Du moins, c'est ce que j'ai ressenti en regardant cet épisode, qui m'a fait tellement pleurer que je me suis brièvement demandé si je devais me rendre au centre de soins d'urgence le plus proche. Cet épisode suscite ce genre de réaction parce que toutes ses pièces se servent si bien : le jeu des acteurs, l'écriture, les choix de réalisation et de montage. Mais cela frappe aussi de la même manière à cause de quelque chose qui ne peut pas être planifié : où vous en êtes dans votre vie lorsque vous consommez une œuvre d'art particulière.

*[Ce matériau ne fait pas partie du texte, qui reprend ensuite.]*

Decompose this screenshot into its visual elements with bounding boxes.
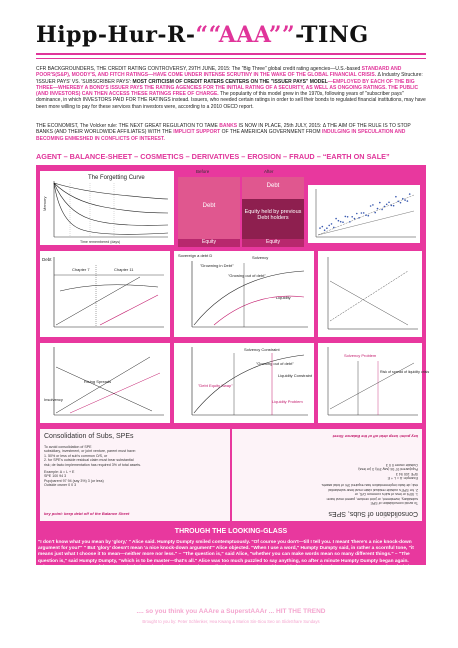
- liquidity-problem-label: Liquidity Problem: [272, 399, 303, 404]
- drowning-label: "Drowning in Debt": [200, 263, 234, 268]
- looking-glass-heading: THROUGH THE LOOKING-GLASS: [174, 528, 288, 535]
- growing-label: "Growing out of debt": [228, 273, 266, 278]
- debt-equity-swap-label: "Debt Equity Swap": [198, 383, 233, 388]
- scatter-dot: [347, 216, 349, 218]
- intro-tail: The popularity of this model grew in the 1970s, following years of "subscriber pays" dominance, in which INVESTORS PAID FOR THE RATINGS instead. Issuers, who needed certain ratings in order to sell their bonds to regulated financial institutions, may have been more willing to pay for these services than investors were, according to a 2010 OECD report.: [36, 91, 426, 110]
- consolidation-left: [40, 429, 230, 521]
- debt-chapter-figure: [40, 251, 170, 337]
- scatter-dot: [358, 217, 360, 219]
- credit-line: Brought to you by: Peter Schlenker, Hea Kwang & Marion Sin-Siou Seo on SlideShare Sundays: [142, 619, 320, 624]
- before-debt-block: [178, 177, 240, 239]
- drowning-debt-figure: [174, 251, 314, 337]
- scatter-dot: [395, 196, 397, 198]
- econ-highlight-3: INDULGING IN SPECULATION AND BECOMING ENMESHED IN CONFLICTS OF INTEREST.: [36, 129, 406, 142]
- forgetting-curve-svg: [40, 171, 174, 245]
- title-rule-bottom: [36, 58, 426, 59]
- scatter-dot: [354, 218, 356, 220]
- scatter-dot: [328, 225, 330, 227]
- risk-of-spread-label: Risk of spread of liquidity crisis: [380, 370, 430, 374]
- rising-spreads-svg: [40, 343, 170, 423]
- key-point-right: key point: keep debt off of the Balance Sheet: [332, 434, 418, 439]
- consolidation-row: subsidiary, investment, or joint venture, parent must have:: [326, 496, 418, 501]
- title-rule-top: [36, 53, 426, 55]
- consolidation-row: 1. 50% or less of sub's common O/S, or: [44, 453, 108, 458]
- intro-mid: Δ Industry Structure: 'ISSUER PAYS' VS. 'SUBSCRIBER PAYS':: [36, 72, 423, 85]
- forgetting-ylabel: Memory: [42, 196, 47, 211]
- agenda-heading: AGENT – BALANCE-SHEET – COSMETICS – DERIVATIVES – EROSION – FRAUD – “EARTH ON SALE”: [36, 152, 390, 161]
- after-debt-label: Debt: [266, 183, 280, 189]
- scatter-dot: [379, 202, 381, 204]
- econ-mid: IS NOW IN PLACE, 25th JULY, 2015: Δ THE AIM OF THE RULE IS TO STOP BANKS (AND THEIR WORLDWIDE AFFILIATES) WITH THE: [36, 123, 411, 136]
- sovereign-label: Sovereign a debt D: [178, 253, 213, 258]
- scatter-dot: [363, 212, 365, 214]
- consolidation-title-right: Consolidation of Subs, SPEs: [328, 510, 418, 517]
- scatter-dot: [340, 221, 342, 223]
- balance-sheet-figure: [178, 169, 304, 247]
- title-prefix: Hipp-Hur-R-: [36, 22, 196, 48]
- scatter-dot: [374, 212, 376, 214]
- consolidation-row: 2. for SPE's outside residual claim must bear substantial: [44, 458, 134, 463]
- consolidation-row: risk; de facto implementation has required 3% of total assets.: [44, 462, 142, 467]
- humpty-dumpty-quote: "I don't know what you mean by 'glory,' " Alice said. Humpty Dumpty smiled contemptuously. "Of course you don't—till I tell you. I meant 'there's a nice knock-down argument for you!'" " But 'glory' doesn't mean 'a nice knock-down argument'" Alice objected. "When I use a word," Humpty Dumpty said, in rather a scornful tone, "it means just what I choose it to mean—neither more nor less." – "The question is," said Alice, "whether you can make words mean so many different things." – "The question is," said Humpty Dumpty, "which is to be master—that's all." Alice was too much puzzled to say anything, so after a minute Humpty Dumpty began again. "They've a temper, some of them—particularly verbs, they're the proudest—adjectives you can do anything with, but not verbs—however, I can manage the whole lot! Impenetrability! That's what I say!": [38, 540, 416, 577]
- econ-mid-2: OF THE AMERICAN GOVERNMENT FROM: [220, 129, 322, 136]
- scatter-dot: [365, 214, 367, 216]
- scatter-dot: [407, 200, 409, 202]
- page-title: [36, 22, 426, 48]
- key-point-left: key point: keep debt off of the Balance Sheet: [44, 511, 130, 516]
- scatter-dot: [400, 202, 402, 204]
- scatter-dot: [338, 220, 340, 222]
- scatter-dot: [342, 221, 344, 223]
- drowning-debt-svg: [174, 251, 314, 337]
- curve-2: [54, 183, 168, 225]
- scatter-dot: [384, 206, 386, 208]
- consolidation-title-left: Consolidation of Subs, SPEs: [44, 433, 134, 440]
- scatter-dot: [388, 202, 390, 204]
- scatter-dot: [351, 216, 353, 218]
- scatter-dot: [397, 201, 399, 203]
- example-row: Pup/parent 97 94 (say 3%) 3 (or less): [44, 478, 104, 483]
- scatter-dot: [356, 213, 358, 215]
- after-equity-block: Equity: [242, 239, 304, 247]
- scatter-dot: [386, 204, 388, 206]
- tagline: .... so you think you AAAre a SuperstAAAr ... HIT THE TREND: [136, 608, 326, 615]
- scatter-dot: [331, 223, 333, 225]
- scatter-svg: [308, 185, 420, 243]
- chapter-7-label: Chapter 7: [72, 267, 90, 272]
- example-header: Example: A = L + E: [387, 475, 418, 480]
- economist-paragraph: [36, 123, 428, 142]
- intro-highlight-1: STANDARD AND POOR'S(S&P), MOODY'S, AND FITCH RATINGS—HAVE COME UNDER INTENSE SCRUTINY IN THE WAKE OF THE GLOBAL FINANCIAL CRISIS.: [36, 66, 402, 79]
- scatter-dot: [368, 215, 370, 217]
- before-equity-block: Equity: [178, 239, 240, 247]
- rising-spreads-figure: [40, 343, 170, 423]
- example-row: Outside owner 0 0 3: [385, 462, 418, 467]
- consolidation-body-right: [236, 462, 418, 505]
- scatter-dot: [361, 212, 363, 214]
- consolidation-row: subsidiary, investment, or joint venture, parent must have:: [44, 449, 136, 454]
- scatter-figure: [308, 185, 420, 243]
- dashed-chart-svg: [318, 251, 422, 337]
- scatter-dot: [319, 227, 321, 229]
- consolidation-row: 1. 50% or less of sub's common O/S, or: [354, 492, 418, 497]
- example-row: Outside owner 0 0 3: [44, 483, 77, 488]
- intro-paragraph: [36, 66, 428, 110]
- dashed-chart-figure: [318, 251, 422, 337]
- curve-4: [54, 183, 168, 199]
- equity-held-block: Equity held by previous Debt holders: [242, 199, 304, 239]
- liquidity-constraint-label: Liquidity Constraint: [278, 373, 313, 378]
- before-label: Before: [196, 169, 210, 174]
- scatter-dot: [391, 205, 393, 207]
- scatter-dot: [324, 229, 326, 231]
- scatter-dot: [349, 221, 351, 223]
- forgetting-title: The Forgetting Curve: [88, 175, 145, 181]
- solvency-constraint-label: Solvency Constraint: [244, 347, 280, 352]
- consolidation-avoid-right: To avoid consolidation of SPE: [370, 501, 418, 505]
- consolidation-row: 2. for SPE's outside residual claim must bear substantial: [328, 487, 418, 492]
- econ-highlight-2: IMPLICIT SUPPORT: [173, 129, 221, 136]
- title-suffix: -TING: [295, 22, 369, 48]
- rising-spreads-label: Rising Spreads: [84, 379, 112, 384]
- intro-highlight-2: —EMPLOYED BY EACH OF THE BIG THREE—WHEREBY A BOND'S ISSUER PAYS THE RATING AGENCIES FOR THE INITIAL RATING OF A SECURITY, AS WELL AS ONGOING RATINGS. THE PUBLIC (AND INVESTORS) CAN THEN ACCESS THESE RATINGS FREE OF CHARGE.: [36, 78, 419, 98]
- scatter-dot: [345, 216, 347, 218]
- solvency-label: Solvency: [252, 255, 269, 260]
- example-row: Pup/parent 97 94 (say 3%) 3 (or less): [358, 467, 418, 472]
- consolidation-avoid-left: To avoid consolidation of SPE: [44, 445, 92, 449]
- scatter-dot: [322, 226, 324, 228]
- econ-highlight-1: BANKS: [219, 123, 238, 129]
- after-label: After: [264, 169, 274, 174]
- scatter-dot: [333, 227, 335, 229]
- scatter-dot: [377, 208, 379, 210]
- forgetting-curve-figure: [40, 171, 174, 245]
- example-row: SPE 100 94 3: [44, 474, 67, 479]
- curve-1: [54, 183, 168, 234]
- consolidation-right-mirrored: [232, 429, 422, 521]
- consolidation-body-left: [44, 445, 226, 488]
- before-debt-label: Debt: [202, 203, 216, 209]
- scatter-dot: [393, 205, 395, 207]
- consolidation-row: risk; de facto implementation has required 3% of total assets.: [320, 483, 418, 488]
- scatter-dot: [381, 209, 383, 211]
- growing-out-label: "Growing out of debt": [256, 361, 294, 366]
- solvency-problem-figure: [318, 343, 430, 423]
- solvency-problem-svg: [318, 343, 430, 423]
- scatter-dot: [404, 199, 406, 201]
- insolvency-label: Insolvency: [44, 397, 63, 402]
- scatter-dot: [409, 193, 411, 195]
- liquidity-label: Liquidity: [276, 295, 291, 300]
- solvency-constraint-figure: [174, 343, 314, 423]
- scatter-dot: [335, 218, 337, 220]
- after-debt-block: [242, 177, 304, 199]
- chapter-11-label: Chapter 11: [114, 267, 134, 272]
- scatter-dot: [370, 205, 372, 207]
- intro-lead: CFR BACKGROUNDERS, THE CREDIT RATING CONTROVERSY, 29TH JUNE, 2015: The “Big Three” global credit rating agencies—U.S.-based: [36, 66, 362, 72]
- solvency-problem-label: Solvency Problem: [344, 353, 377, 358]
- scatter-dot: [372, 204, 374, 206]
- econ-lead: THE ECONOMIST, The Volcker rule: THE NEXT GREAT REGULATION TO TAME: [36, 123, 220, 129]
- forgetting-xlabel: Time remembered (days): [80, 240, 121, 244]
- debt-chapter-svg: [40, 251, 170, 337]
- debt-axis-label: Debt: [42, 257, 52, 262]
- solvency-constraint-svg: [174, 343, 314, 423]
- example-row: SPE 100 94 3: [395, 471, 418, 476]
- figure-panel: [36, 165, 430, 565]
- title-quoted: ““AAA””: [195, 22, 296, 48]
- intro-bold: MOST CRITICISM OF CREDIT RATERS CENTERS ON THE "ISSUER PAYS" MODEL: [132, 78, 328, 85]
- scatter-dot: [402, 198, 404, 200]
- scatter-dot: [326, 227, 328, 229]
- example-header: Example: A = L + E: [44, 470, 75, 475]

À cause de l'endroit où je suis, et peut-être de l'endroit où nous sommes tous,Fleishman est en difficultésous forme télévisée va un peu plus loin que ce que le livre pourrait imaginer aller. Le roman m'a fait apprécier le point de vue de Rachel et réfléchir au fait que tant de femmes ne sont jamais pleinement comprises à cause de toutes les notions préconçues qui ne prennent pas pleinement en compte leurs expériences. La série télévisée, et cet épisode en particulier, m'a fait voir Rachel plus pleinement. Et cela a fait autre chose : cela m'a fait me voir davantage en Rachel. En capturant sa dépression de manière si vivante, ?Me-Time? ne se contente pas d'annoncer que le Fleishman qui est en difficulté n'est pas le Fleishman que vous pensez. Cela vous fait réaliser que cette personne pourrait tout aussi bien être vous.